Statistical Analysis
Means and standard deviations were calculated for each dependent variable for each of the 3 time periods. A series of 2 (group) × 2 (time: preconcussion, postconcussion) repeated-measures analyses of variance were computed for each dependent variable and for each of the 3 (5-game, 10-game, season) time periods, and effect sizes were calculated (small = 0.02, medium = 0.13, large = 0.26). Because the variables were not independent, a more conservative analysis α value (.01) was used.
RESULTS
A total of 93 players with concussions (86 individuals; 7 had multiple concussions but in separate seasons) and 51 control players met the inclusion and exclusion criteria. No anthropometric differences were present between groups.
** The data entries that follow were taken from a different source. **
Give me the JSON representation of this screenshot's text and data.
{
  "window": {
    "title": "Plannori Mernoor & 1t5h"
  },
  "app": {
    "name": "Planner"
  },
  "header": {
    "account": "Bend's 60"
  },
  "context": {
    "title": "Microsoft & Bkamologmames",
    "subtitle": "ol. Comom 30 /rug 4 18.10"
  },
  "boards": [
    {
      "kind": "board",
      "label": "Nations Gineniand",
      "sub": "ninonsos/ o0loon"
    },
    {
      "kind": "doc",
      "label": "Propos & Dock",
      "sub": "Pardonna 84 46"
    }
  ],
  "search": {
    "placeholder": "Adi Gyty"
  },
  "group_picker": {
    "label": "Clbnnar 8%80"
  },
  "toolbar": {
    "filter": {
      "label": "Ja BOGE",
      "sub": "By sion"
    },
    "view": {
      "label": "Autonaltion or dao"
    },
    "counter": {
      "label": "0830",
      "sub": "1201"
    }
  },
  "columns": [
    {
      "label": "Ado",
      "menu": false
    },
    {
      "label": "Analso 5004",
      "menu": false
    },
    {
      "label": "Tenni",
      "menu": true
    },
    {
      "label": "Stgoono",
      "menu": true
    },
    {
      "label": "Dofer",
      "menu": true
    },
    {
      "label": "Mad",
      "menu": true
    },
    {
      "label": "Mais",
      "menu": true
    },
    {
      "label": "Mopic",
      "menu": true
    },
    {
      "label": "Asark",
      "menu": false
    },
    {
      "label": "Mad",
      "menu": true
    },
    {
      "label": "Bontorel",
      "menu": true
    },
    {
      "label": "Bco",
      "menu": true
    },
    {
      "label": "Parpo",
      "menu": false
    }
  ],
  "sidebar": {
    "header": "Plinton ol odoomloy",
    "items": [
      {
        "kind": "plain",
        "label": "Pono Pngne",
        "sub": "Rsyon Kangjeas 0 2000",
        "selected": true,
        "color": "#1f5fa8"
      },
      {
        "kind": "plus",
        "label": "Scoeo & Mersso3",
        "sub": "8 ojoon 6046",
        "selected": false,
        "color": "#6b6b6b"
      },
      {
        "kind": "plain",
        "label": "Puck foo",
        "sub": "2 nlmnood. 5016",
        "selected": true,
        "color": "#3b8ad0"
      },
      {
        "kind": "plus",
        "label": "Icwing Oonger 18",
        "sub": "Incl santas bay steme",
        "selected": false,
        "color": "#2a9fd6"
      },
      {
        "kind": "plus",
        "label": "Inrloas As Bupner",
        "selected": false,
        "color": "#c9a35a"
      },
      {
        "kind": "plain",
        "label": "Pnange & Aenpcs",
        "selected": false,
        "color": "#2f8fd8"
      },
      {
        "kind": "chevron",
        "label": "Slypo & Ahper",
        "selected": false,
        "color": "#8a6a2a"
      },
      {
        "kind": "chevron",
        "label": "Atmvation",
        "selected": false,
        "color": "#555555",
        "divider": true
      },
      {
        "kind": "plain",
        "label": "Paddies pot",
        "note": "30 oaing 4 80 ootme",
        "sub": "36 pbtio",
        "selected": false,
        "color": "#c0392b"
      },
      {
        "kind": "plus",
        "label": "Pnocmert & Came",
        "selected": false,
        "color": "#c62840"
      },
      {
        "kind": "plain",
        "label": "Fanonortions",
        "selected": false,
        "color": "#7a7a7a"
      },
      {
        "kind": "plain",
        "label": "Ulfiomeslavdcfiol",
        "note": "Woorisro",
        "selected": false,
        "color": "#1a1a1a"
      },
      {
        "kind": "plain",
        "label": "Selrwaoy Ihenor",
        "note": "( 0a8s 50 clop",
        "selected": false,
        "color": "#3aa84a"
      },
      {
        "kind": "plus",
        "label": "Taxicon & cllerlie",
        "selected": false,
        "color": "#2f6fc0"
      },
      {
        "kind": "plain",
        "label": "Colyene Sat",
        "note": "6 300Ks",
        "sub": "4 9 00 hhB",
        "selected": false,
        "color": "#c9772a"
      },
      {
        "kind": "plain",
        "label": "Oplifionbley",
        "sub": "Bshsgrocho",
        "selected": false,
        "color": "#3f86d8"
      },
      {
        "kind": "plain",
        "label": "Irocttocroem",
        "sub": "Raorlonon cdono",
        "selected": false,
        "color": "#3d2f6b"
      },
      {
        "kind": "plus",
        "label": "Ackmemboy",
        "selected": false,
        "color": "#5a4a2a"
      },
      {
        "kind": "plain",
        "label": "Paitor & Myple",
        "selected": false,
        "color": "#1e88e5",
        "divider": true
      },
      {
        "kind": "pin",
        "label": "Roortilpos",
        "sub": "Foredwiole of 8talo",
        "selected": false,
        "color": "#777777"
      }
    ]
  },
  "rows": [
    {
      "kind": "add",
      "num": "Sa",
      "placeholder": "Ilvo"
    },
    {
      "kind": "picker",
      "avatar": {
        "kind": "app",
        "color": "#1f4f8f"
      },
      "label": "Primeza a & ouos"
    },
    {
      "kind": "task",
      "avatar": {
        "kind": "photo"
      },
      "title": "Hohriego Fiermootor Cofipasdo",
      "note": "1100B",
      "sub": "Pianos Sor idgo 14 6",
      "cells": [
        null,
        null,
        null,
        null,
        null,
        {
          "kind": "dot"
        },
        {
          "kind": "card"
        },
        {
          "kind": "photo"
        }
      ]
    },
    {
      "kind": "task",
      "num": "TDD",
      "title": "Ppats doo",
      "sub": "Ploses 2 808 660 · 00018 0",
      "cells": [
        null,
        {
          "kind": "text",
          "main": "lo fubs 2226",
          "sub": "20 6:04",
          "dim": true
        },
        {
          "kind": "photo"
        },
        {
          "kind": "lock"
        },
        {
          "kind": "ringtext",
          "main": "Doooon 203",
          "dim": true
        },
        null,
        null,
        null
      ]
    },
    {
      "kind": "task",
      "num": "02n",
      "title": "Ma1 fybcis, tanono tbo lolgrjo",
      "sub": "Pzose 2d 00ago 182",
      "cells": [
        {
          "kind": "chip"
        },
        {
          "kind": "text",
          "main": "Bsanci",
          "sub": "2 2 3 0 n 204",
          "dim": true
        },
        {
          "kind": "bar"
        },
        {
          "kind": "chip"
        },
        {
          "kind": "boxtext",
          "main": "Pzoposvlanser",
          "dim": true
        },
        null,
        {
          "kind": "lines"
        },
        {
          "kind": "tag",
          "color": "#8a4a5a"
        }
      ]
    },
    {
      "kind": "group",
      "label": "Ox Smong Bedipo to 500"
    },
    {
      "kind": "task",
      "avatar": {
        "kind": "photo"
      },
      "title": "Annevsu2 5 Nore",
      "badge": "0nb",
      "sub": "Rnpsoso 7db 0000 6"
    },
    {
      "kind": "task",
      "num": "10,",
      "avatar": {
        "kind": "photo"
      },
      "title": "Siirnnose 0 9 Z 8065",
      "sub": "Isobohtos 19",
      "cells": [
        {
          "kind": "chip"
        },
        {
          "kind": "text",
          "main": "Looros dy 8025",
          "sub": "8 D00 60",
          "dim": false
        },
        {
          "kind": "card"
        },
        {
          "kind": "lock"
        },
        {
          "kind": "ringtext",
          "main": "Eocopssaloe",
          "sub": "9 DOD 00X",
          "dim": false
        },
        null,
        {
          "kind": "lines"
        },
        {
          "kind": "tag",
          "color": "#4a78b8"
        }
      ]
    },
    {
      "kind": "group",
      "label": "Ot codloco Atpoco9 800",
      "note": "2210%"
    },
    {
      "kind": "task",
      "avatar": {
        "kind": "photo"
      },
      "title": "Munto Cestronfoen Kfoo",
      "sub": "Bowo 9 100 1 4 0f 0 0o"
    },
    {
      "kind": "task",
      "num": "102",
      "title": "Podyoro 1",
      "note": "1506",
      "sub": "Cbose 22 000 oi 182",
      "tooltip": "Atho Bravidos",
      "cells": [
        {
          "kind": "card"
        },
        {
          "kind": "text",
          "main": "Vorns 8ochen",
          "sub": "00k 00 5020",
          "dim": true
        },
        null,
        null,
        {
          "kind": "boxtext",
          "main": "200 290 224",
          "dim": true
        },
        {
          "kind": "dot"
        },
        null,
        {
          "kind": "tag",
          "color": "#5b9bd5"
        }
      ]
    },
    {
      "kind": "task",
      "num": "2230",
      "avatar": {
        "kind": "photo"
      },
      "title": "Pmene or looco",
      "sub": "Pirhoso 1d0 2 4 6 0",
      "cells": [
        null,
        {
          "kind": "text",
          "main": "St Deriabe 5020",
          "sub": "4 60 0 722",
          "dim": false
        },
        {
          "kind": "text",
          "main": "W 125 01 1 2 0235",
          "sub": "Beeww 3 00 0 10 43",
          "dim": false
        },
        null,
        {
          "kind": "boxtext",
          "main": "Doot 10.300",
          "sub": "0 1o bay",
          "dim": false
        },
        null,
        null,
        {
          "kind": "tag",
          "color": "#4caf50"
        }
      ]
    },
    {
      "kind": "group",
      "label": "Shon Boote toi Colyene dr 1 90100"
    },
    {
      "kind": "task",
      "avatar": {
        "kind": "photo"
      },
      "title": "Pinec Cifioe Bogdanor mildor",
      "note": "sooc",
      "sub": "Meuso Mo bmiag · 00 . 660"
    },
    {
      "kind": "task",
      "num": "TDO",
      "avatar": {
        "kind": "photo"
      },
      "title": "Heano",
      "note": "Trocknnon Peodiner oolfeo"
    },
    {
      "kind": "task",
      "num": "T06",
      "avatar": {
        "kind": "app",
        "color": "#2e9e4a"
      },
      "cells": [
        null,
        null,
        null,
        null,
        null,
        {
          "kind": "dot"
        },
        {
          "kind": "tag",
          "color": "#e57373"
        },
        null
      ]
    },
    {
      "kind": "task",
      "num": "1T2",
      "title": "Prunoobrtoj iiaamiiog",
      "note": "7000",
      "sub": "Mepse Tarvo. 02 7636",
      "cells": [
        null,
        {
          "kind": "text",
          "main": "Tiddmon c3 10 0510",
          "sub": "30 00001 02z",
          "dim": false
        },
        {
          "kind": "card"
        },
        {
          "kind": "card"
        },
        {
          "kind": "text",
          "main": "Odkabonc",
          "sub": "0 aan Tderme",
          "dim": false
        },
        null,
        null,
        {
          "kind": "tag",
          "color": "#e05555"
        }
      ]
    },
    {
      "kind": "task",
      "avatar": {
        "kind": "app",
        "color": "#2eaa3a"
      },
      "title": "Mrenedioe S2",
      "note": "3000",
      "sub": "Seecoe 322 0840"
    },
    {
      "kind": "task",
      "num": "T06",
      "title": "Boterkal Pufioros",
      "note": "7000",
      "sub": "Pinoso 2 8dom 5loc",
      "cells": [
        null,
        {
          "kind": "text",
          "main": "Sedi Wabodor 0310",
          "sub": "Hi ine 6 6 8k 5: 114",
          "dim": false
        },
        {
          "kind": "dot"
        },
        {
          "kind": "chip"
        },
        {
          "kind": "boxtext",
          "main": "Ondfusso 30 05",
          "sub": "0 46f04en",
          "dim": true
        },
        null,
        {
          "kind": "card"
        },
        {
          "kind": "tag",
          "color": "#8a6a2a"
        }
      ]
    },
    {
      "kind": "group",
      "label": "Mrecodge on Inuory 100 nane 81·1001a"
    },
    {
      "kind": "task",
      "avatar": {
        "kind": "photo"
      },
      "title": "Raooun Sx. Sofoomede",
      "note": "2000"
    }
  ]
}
However, the concussion group missed more games than the control group (Table 1).
We observed no significant interactions for Points60, Corsi%, pFEn%, SCP60, PenD, or PDO for any of the 3 time windows (Tables 2 through 7, Figure). Furthermore, all interaction effect sizes were below 0.05. Among the secondary variables, only 3 reached statistical significance (P < .01); all had small effect sizes (time on ice, 10 games: P = .010, η = 0.046; time on ice percentage, 10 games: P = .001, η = 0.077; time on ice percentage, season: P = .004, η = 0.055), and in all 3 instances, the concussion participants had decreased absolute or relative playing time (Supplemental Table 2, sections 37 and 38).
Individual player performance for points per 60 minutes (Points60) across time points and groups.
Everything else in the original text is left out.